- DVD cover
- Directed by: Thomas Mercer
- Written by: Thomas Mercer
- Produced by: Tony Grocki Thomas Mercer
- Starring: Glenn Allen
- Cinematography: Justin Maine
- Edited by: Tony Grocki
- Music by: Bryan Cady Chad Lenig
- Release date: June 2006;
- Running time: 110 min
- Country: United States
- Language: English
- Budget: $570,000

= UnCivil Liberties =

2006 American film by Thomas Mercer

UnCivil Liberties is a 2006 film directed by Thomas Mercer and starring Glenn Allen and Tony Grocki.

==Plot==
Set in the near future, UnCivil Liberties imagines a Big Brother–type government that uses technology to spy on its citizens.

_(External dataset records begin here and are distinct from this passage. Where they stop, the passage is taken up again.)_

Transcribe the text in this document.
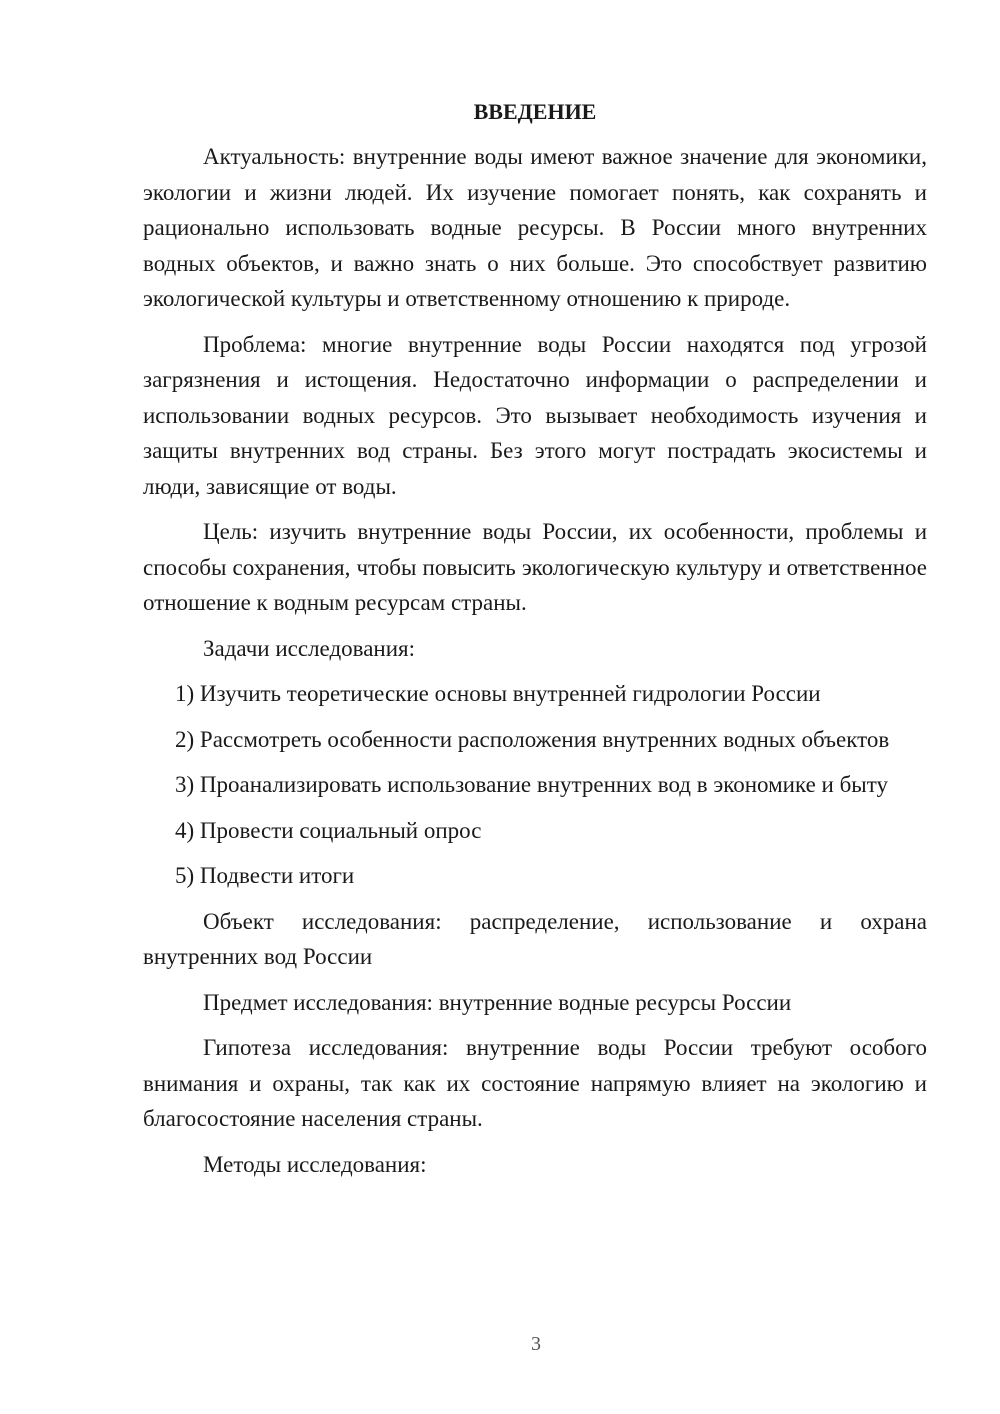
ВВЕДЕНИЕ

Актуальность: внутренние воды имеют важное значение для экономики, экологии и жизни людей. Их изучение помогает понять, как сохранять и рационально использовать водные ресурсы. В России много внутренних водных объектов, и важно знать о них больше. Это способствует развитию экологической культуры и ответственному отношению к природе.

Проблема: многие внутренние воды России находятся под угрозой загрязнения и истощения. Недостаточно информации о распределении и использовании водных ресурсов. Это вызывает необходимость изучения и защиты внутренних вод страны. Без этого могут пострадать экосистемы и люди, зависящие от воды.

Цель: изучить внутренние воды России, их особенности, проблемы и способы сохранения, чтобы повысить экологическую культуру и ответственное отношение к водным ресурсам страны.

Задачи исследования:

1) Изучить теоретические основы внутренней гидрологии России

2) Рассмотреть особенности расположения внутренних водных объектов

3) Проанализировать использование внутренних вод в экономике и быту

4) Провести социальный опрос

5) Подвести итоги

Объект исследования: распределение, использование и охрана внутренних вод России

Предмет исследования: внутренние водные ресурсы России

Гипотеза исследования: внутренние воды России требуют особого внимания и охраны, так как их состояние напрямую влияет на экологию и благосостояние населения страны.

Методы исследования:

3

A militia assassin, Mike Wilson (Glenn Allen), is hired to kill a government agent, Cynthia Porter (Penny Perkins), who is reluctantly helping develop the technology. Wilson, however, cannot bring himself to assassinate Porter, and soon his partner, Sam Norton (Tony Grocki), is hired to kill Wilson.

After Wilson is dead and the militia headquarters are bombed, Norton decides to adopt Wilson's pacifism, and invites Porter to join him to change the future.